サイトリニューアル直後に不具合で大混乱
グルーポン・ジャパンは2013年8月、ソニーやアマゾン・ジャパンで事業戦略、組織マネジメントに携わった根本啓氏が代表取締役CEO(最高経営責任者)に就任。「スカスカおせち騒動」のイメージを払しょくしようと、2014年末にはおせち料理のクーポン商品を復活させるなど、精力的に動いた。
しかし、同社は2016年5月17日、根本CEOの退任を発表。代わって外部からブライアン・ネルソン氏が「カントリー・マネジャー」の肩書きで経営の指揮を執ると明らかにした。特に理由は説明されていない。

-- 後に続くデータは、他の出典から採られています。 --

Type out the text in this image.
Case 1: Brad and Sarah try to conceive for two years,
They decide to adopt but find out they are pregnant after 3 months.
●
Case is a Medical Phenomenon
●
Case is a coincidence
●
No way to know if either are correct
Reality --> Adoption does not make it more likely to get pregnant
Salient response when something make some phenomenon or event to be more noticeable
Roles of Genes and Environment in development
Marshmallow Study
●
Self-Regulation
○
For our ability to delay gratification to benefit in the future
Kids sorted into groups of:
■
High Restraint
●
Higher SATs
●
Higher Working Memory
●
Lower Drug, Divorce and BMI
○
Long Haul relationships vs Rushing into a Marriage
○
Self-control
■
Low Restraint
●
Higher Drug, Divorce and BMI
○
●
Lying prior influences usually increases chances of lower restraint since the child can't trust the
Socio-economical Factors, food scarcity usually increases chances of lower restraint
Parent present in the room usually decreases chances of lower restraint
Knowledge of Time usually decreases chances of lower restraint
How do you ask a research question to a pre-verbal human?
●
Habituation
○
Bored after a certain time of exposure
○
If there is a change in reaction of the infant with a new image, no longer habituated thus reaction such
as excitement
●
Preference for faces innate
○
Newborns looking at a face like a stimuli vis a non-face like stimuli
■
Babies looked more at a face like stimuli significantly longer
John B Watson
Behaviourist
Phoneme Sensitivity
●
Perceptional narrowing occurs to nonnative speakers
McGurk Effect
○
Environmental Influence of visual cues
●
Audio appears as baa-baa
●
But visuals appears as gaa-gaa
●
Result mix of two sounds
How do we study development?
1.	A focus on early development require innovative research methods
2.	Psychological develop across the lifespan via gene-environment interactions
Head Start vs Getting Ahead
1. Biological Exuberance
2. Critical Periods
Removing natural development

この新体制の船出を、いきなり荒波が襲った。7月23日、ウェブサイトのリニューアルを実施したところシステムに不具合が発生。サイトにアクセスできない、未使用クーポンが表示されないといった障害が出た。3日後にはほぼ復旧したが、その後も不安定な状態が続き、顧客対応用の電話もつながりにくくなった。ネット事業にとっては致命的なミスで、グルーポン・ジャパンのフェイスブックページには消費者からの怒りのコメントが書き込まれた。
米本社も状況は厳しい。2015年9月22日、全従業員の9%にあたる1100人の削減計画を発表した。この時点で事業を閉鎖していたギリシャやトルコに続いて台湾、タイ、フィリピン、モロッコなど7か国・地域からも撤退予定を明かした。同年11月には、創業メンバーだったCEOが解任された。
米本社は、2016年9月末までにリストラ手続き完了を目指すといい、2016年4~6月期の連結決算は、売上高が7億5600万ドル(約774億円)で、前年同期比2%増とアナリストの予想を上回った。だが純損益は5790万ドル(約59億円)の赤字で、決して楽観はできない。グルーポン・ジャパンも、米本社の経営立て直しの進み具合によっては影響を受けないとも限らない。